Выкрашенный в серое и зелёное отсек ожидания. Ионная система, слегка оживляющая комнату.
Вечер окрасил площадку причала в серое и чёрное. Река Хорбин бормотала все те же сонные песни.
Тишина.
Тишина на многие парсеки вокруг; та ненадёжная тишина, в которой ничего не происходило. Только тревога внутри тебя.

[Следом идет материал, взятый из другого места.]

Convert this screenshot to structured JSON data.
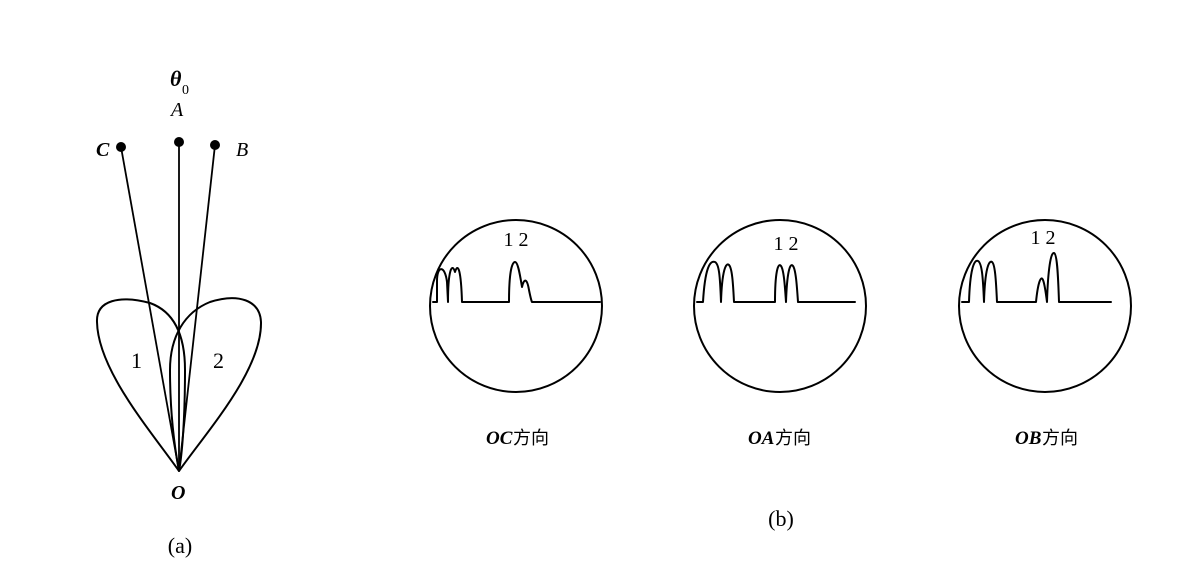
{
  "panel_a": {
    "theta_symbol": "θ",
    "theta_subscript": "0",
    "label_A": "A",
    "label_B": "B",
    "label_C": "C",
    "label_O": "O",
    "lobe_1": "1",
    "lobe_2": "2",
    "caption": "(a)"
  },
  "panel_b": {
    "caption": "(b)",
    "screens": [
      {
        "peaks_label": "1 2",
        "direction_letters": "OC",
        "direction_text": "方向"
      },
      {
        "peaks_label": "1 2",
        "direction_letters": "OA",
        "direction_text": "方向"
      },
      {
        "peaks_label": "1 2",
        "direction_letters": "OB",
        "direction_text": "方向"
      }
    ]
  }
}
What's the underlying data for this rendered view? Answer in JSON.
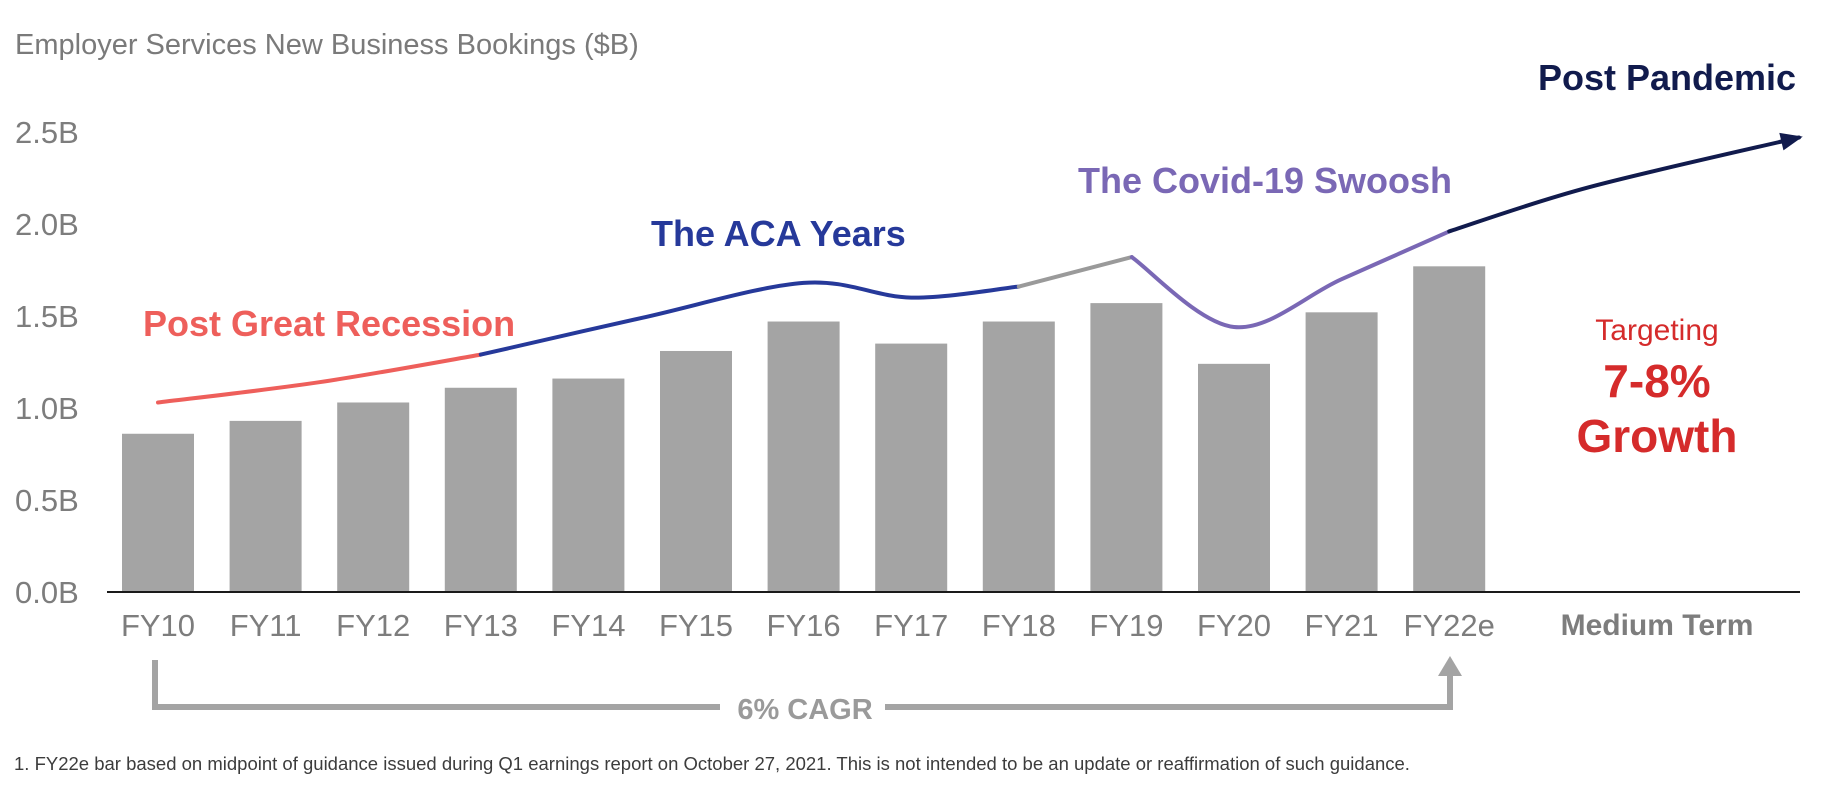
{
  "chart_data": {
    "type": "bar",
    "title": "Employer Services  New Business Bookings ($B)",
    "categories": [
      "FY10",
      "FY11",
      "FY12",
      "FY13",
      "FY14",
      "FY15",
      "FY16",
      "FY17",
      "FY18",
      "FY19",
      "FY20",
      "FY21",
      "FY22e"
    ],
    "extra_category": "Medium Term",
    "values": [
      0.86,
      0.93,
      1.03,
      1.11,
      1.16,
      1.31,
      1.47,
      1.35,
      1.47,
      1.57,
      1.24,
      1.52,
      1.77
    ],
    "ylim": [
      0,
      2.5
    ],
    "yticks": [
      0,
      0.5,
      1.0,
      1.5,
      2.0,
      2.5
    ],
    "ytick_labels": [
      "0.0B",
      "0.5B",
      "1.0B",
      "1.5B",
      "2.0B",
      "2.5B"
    ],
    "units": "$B",
    "bar_color": "#a4a4a4",
    "trend_eras": [
      {
        "label": "Post Great Recession",
        "color": "#ee5f5b",
        "points": [
          [
            0,
            1.03
          ],
          [
            1.5,
            1.14
          ],
          [
            3,
            1.29
          ]
        ]
      },
      {
        "label": "The ACA Years",
        "color": "#26399a",
        "points": [
          [
            3,
            1.29
          ],
          [
            4.5,
            1.49
          ],
          [
            6,
            1.68
          ],
          [
            7,
            1.6
          ],
          [
            8,
            1.66
          ]
        ]
      },
      {
        "label": "",
        "color": "#9a9a9a",
        "points": [
          [
            8,
            1.66
          ],
          [
            9.05,
            1.82
          ]
        ]
      },
      {
        "label": "The Covid-19 Swoosh",
        "color": "#7a68b5",
        "points": [
          [
            9.05,
            1.82
          ],
          [
            10,
            1.44
          ],
          [
            11,
            1.7
          ],
          [
            12,
            1.96
          ]
        ]
      },
      {
        "label": "Post Pandemic",
        "color": "#111b4d",
        "points": [
          [
            12,
            1.96
          ],
          [
            13.3,
            2.2
          ],
          [
            15.25,
            2.47
          ]
        ]
      }
    ],
    "target": {
      "line1": "Targeting",
      "line2": "7-8%",
      "line3": "Growth",
      "color": "#d52b2b"
    },
    "cagr": {
      "label": "6% CAGR",
      "from": "FY10",
      "to": "FY22e"
    },
    "footnote": "1. FY22e bar based on midpoint of guidance issued during Q1 earnings report on October 27, 2021. This is not intended to be an update or reaffirmation of such guidance."
  }
}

Дэви размышлял о том, что обычные тревоги делового человека заслонили более важные заботы, которых становилось все больше и больше, будто питала их сама тишина. Он напряжённо ждал, а заботы эти, словно ураган, проносились в его голове. Ничего хорошего: тяжеловесные тревоги, как слоны, своими толстыми, неуклюжими ногами, топтали мозги, выдавливая слова и фразы: парсеки, галактическая федерация, гиперпространство, взаимопроникновения. Слова, которые раздражали Дэви. Временами его неторопливо срабатывающие мозги начинали перебирать их, в надежде выискать за названиями что-то нужное. В свои пятьдесят он знал почти все слова, которые существовали; но это были просто слова, без всякого приложения, обыкновенные слова из обычного словаря. Только в последнее время они словно пробуравили его жизнь, вызвав чувство тревоги и беспокойства.
Осторожные, быстрые шаги послышались за дверями. Дэви резко вскочил — внутри все оборвалось. Какой приговор вынесут они Ишраилю? Родился ли он на Земле или нет? Или, — что то же самое — нормальный он или сумасшедший?
Дэви трясло; он сел, понемногу осознавая, что шаги не касались его. И снова он попытался сконцентрироваться на причальной площадке; для него — жителя глубинки, все здесь ново. Важность этого приморского города скрывала его удалённость.
Основным жизненным интересен Дэви было разведение скота. Его никогда не привлекали зрелища; сейчас его слегка заинтересовало увиденное, да и то только потому, что он смотрел теперь на все глазами Ишраиля, чьё появление перевернуло всю жизнь заурядного скотовода.
По мнению Ишраиля, все эти бесчисленные мили пути до отдалённых планет обусловлены несовершенством транспортной системы. То, что простиралось вокруг планеты — нет, не небо, как когда-то, не особенно задумываясь, считал Дэви, — а огромная сложная трасса, называемая пространством. Не просто ничего, а непостижимая взаимосвязь сил, полей и уровней. Ишраиль рассмеялся, когда услышал это земное слово “космос”. Он называл это не “космосом”, а лабиринтом напряжений. Может быть, Ишраиль и сумасшедший. Никто в Берхаре не говорил тёк, как он.
А через лабиринты полей напряжений, рассказывал Ишраиль, движутся проникатели. Дэви представлял их как космические корабли, но почему-то называл их проникателями. И сделаны они не из металла, а из мощных щитов, созданных разумом и берущие питание от полей напряжения и преображающихся по мере изменения полей; поэтому люди Галактики совершают свои межпланетные путешествия в относительной безопасности… По крайней мере, так утверждал Ишраиль.
Планеты воюют между собой. Но даже этот термин “война” Дэви, как выяснилось, понимал неточно. Войну нужно представлять в виде игры в шахматы. Благородная, как скорая помощь, безжалостная, как гильотина. Гуманные её цели выходили за рамки материалистического понимания землян, По крайней мере, так говорил Ишраиль, а он мог быть сумасшедшим. Но даже, если это и так, оно никак не повлияло на Дэви, который продолжал обожать Ишраиля.
— Только не решите, что он сумасшедший! Только не решите, что он сумасшедший! Только не решите, что он сумасшедший! — как заклинание твердил Дэви в исступлении, взывая к серым стенам.
“А если вы все же решите, что он сумасшедший, вы должны принять это сумасшествие за реальность!”
После стольких часов ожидания двери отсека распахнулись, как гром среди ясного неба. Он вскочил, крепко сжав тунику, и тут же отпустил руки в смущении, увидев па пороге белого мужчину.
Брат Джо Шансфор — высокий и просто-таки вызывающе уродливый человек. Годы постарались немного сгладить его черты, сделав их чуть больше, чем просто грубые. Психиатр, который обследовал Ишраиля на “Сибирквине” — одном из специальных кораблей флота, который заменял обычную больницу. Здесь Дэви впервые попросил о помощи для Ишраиля.